Okeke’s parents taught her the value of caring for others, and the Jordan Scholars program has provided her the means to put her ambition into action—after graduating, she plans to start a non-profit, human development organization that empowers people to break out of labels and stereotypes and achieve their dreams.

“My business centers around helping others to develop confidence and building them up so they know that who they are is good enough,” she explains.  “I want to help people realize that regardless of their skin color, or where they are in life, or whether they’re rich or poor, they shouldn’t let that hold them back or restrict them."

Okeke acknowledges that non-profit work is not always the most lucrative career path, which is why she’s grateful for the financial assistance she’s receiving as a Jordan Scholar.

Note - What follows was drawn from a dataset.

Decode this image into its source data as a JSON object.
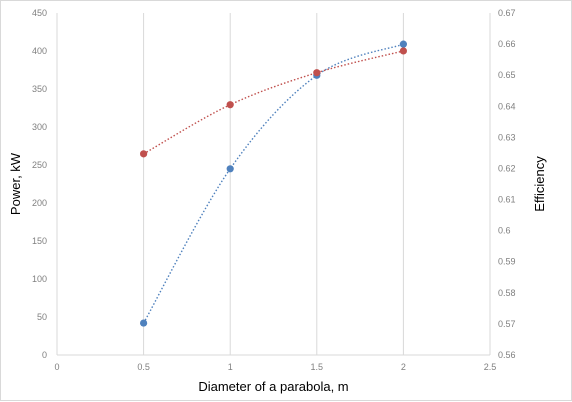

“I’m so thankful to Robert Jordan, and appreciate what he's done for me,” Okeke says. “He didn’t have to do anything, but he did, and it has helped my family so much. It’s allowing me to do what I want in life.”

Creating opportunity

The Jordan Scholars program is also intended to close the gap between African American and white self-employment. According to a 2010 study by the Bureau of Labor and Statistics, whites were nearly two times as likely to be self-employed than African Americans, despite a University of Michigan study that showed African Americans indicate a stronger desire to be self-employed.

Through his program, Jordan hopes to encourage African American students to explore a wide variety of career options.

“I want to help the university expand its outreach, particularly for African American students,” he says. “I want them to consider opportunities that maybe they haven’t thought about before.”

Funding the future

Okeke’s entrepreneurial spirit is exactly what Jordan wants to encourage in students. He believes Northern Arizona University provided him the tools and real-world perspective he needed to be successful in his business ventures.

“The university gave me an opportunity, where maybe some schools wouldn’t have,” Jordan says. “There were a couple of classes that made me think about business through the lens of an employer. I walked away from those courses feeling as though I could build a company and follow my own path.”

When he decided to give to the university, he knew he wanted to provide students with similar opportunities.

“If other kids can receive the same type of experiences that I had, then who knows where that might take them,” he says. “I think it is about providing the tools and resources, which creates opportunity.”